Schlacht an der Feststiege ist passè

Seit Desiree Treichl-Stürgkh 2008 das Amt der Opernball-Organisatorin übernommen hat, schreiten die Besucher des legendären Wiener Opernballs über einen Roten Teppich in das ehrenwerte Haus am Ring. Die Schlachten der Fotografen an der Feststiege haben so ein Ende gefunden. Waren es in den ersten Jahren die österreichische Staatsspitze und die damaligen Schauspiel-Größen wie die Wessely, Matz oder Nicoletti, die sich die Ehre auf der Feststiege gaben, so sorgte seit 1992 Baumeister Richard "Mörtl" Lugner alle Jahre wieder für den einen oder anderen handfesten Skandal mit seinen meist weiblichen Stargästen. Seine "Opernballspenden" kamen nicht immer bei allen gut an, konnte doch das eine oder andere IT-Girl den früheren Hollywood-Größen wie Fay Dunaway oder der italienischen Diva Sophia Loren nicht das Wasser reichen. In diesem Jahr hat Lugner mit dem ehemaligen Kinderstar Brooke Shields eine vergleichsweise unaufgeregte bezahlte Ballbegleitung gefunden.

60 Jahre Opernball: "Ganz Wien tanzt"

Die Geburtsstunde des weltweit bekannten Balls reicht in die Zeit des Wiener Kongresses im Jahr 1814 zurück, kein Wunder, hieß es doch schon damals: "Der Kongress tanzt". Erstmals fand im Jahr 1877 der erste Ball als "Hofopern-Soirée" am heutigen Schauplatz - der Staatsoper am Ring - statt. Am 9. Februar 1956 wurde der Höhepunkt der Wiener Ballsaison das erste Mal in der Zweiten Republik veranstaltet, erst kurz nachdem die zerbombte Staatsoper wiedereröffnet werden konnte.

Organisiert wurde der Ball jahrzehntelang von Christl Schönfeldt, ab 1981 übernahm Lotte Tobisch und ab 1999 Elisabeth Gürtler das Zepter.

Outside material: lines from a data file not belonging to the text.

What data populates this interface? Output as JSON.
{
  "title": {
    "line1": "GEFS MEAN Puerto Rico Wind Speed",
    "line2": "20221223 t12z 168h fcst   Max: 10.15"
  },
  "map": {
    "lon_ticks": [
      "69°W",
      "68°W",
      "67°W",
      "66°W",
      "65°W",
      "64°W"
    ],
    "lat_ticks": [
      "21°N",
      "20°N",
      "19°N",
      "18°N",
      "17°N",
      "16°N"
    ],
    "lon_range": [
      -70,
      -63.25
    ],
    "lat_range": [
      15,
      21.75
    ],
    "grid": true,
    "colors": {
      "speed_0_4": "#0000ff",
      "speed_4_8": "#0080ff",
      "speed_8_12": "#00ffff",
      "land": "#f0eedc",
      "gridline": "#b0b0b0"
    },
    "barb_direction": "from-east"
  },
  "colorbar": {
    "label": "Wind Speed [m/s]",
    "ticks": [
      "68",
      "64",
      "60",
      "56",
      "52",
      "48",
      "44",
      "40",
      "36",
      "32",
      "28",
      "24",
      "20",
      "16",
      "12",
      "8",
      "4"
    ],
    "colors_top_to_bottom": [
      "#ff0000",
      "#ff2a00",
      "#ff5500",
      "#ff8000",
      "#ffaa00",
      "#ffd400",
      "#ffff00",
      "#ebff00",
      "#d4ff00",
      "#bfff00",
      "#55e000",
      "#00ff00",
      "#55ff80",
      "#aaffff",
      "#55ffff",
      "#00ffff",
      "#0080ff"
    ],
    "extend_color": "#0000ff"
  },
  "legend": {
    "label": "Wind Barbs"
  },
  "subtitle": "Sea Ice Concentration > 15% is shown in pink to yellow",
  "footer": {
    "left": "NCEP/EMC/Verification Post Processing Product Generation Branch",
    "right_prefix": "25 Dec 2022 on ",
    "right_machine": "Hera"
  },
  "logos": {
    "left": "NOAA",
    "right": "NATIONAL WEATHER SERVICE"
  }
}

Hatte Gürtler noch Größen aus Wirtschaft und Politik nach Wien geholt, so machte sich ihre Nachfolgerin Desiree Treichl-Stürgkh daran, den Opernball zu "entstauben". Einige Neuerungen prägten den Ball, plötzlich gab es Bars, Eisstände und Opernball-Drinks, gefeiert wird neuerdings bis fünf Uhr morgens.  

Verband der langjährige Staatsopern-Direktor Ioan Holender stets eine leidenschaftliche Hassliebe mit dem Society-Event, so stellte sein Nachfolger Dominique Meyer die Künstler des Hauses in den Mittelpunkt des Abends. Beim Ball im Jahr 2011 wirkten erstmals auch die Wiener Philharmoniker bei der Eröffnung mit.

"Prunkstück" zum Abschied

Treichl-Stürgkh will zu ihrem Abschied, sie hat ihren Rückzug als "Ballmutter" im Jänner bekannt gegeben, noch einmal "ein Prunkstück" inszenieren. Seitens der teilnehmenden Künstlern ist ihr das bereits gelungen: Wurde heuer doch niemand geringerer als der spanische Star-Opernsänger Placido Domingo für die Eröffnung gewonnen. Er wird nicht nur "Da geh' ich zu Maxim" aus "Die lustige Witwe" von Franz Lehar und ein Duett mit der russischen Sopranistin Olga Peretyatko singen, sondern auch das Staatsopernorchester dirigieren

Bei der Eröffnung der Jungherren und Jungdamen wird dann eifrig aus der Geschichte des Balles zitiert: Die 144 Debütantenpaare werden zu einem Potpourri mit Ausschnitten der meistgespielten Eröffnungen der vergangenen 60 Jahre tanzen: die "Annen-Polka", die "Feuerfest-Polka", den Einzugsmarsch aus "Der Zigeunerbaron" und der "Radetzkymarsch". Zudem steht mit dem "Klipp-Klapp Galopp" erstmals keine Polka auf dem Programm der Komiteedarbietungen. Die traditionellen Teile wie die "Fächerpolonaise" von Carl Michael Ziehrer oder Johann Strauß' "An der schönen blauen Donau" bleiben bestehen. "Die Eröffnung soll richtig Lust zum Tanzen machen", sagte der verantwortliche Tanzlehrer Roman Svabek.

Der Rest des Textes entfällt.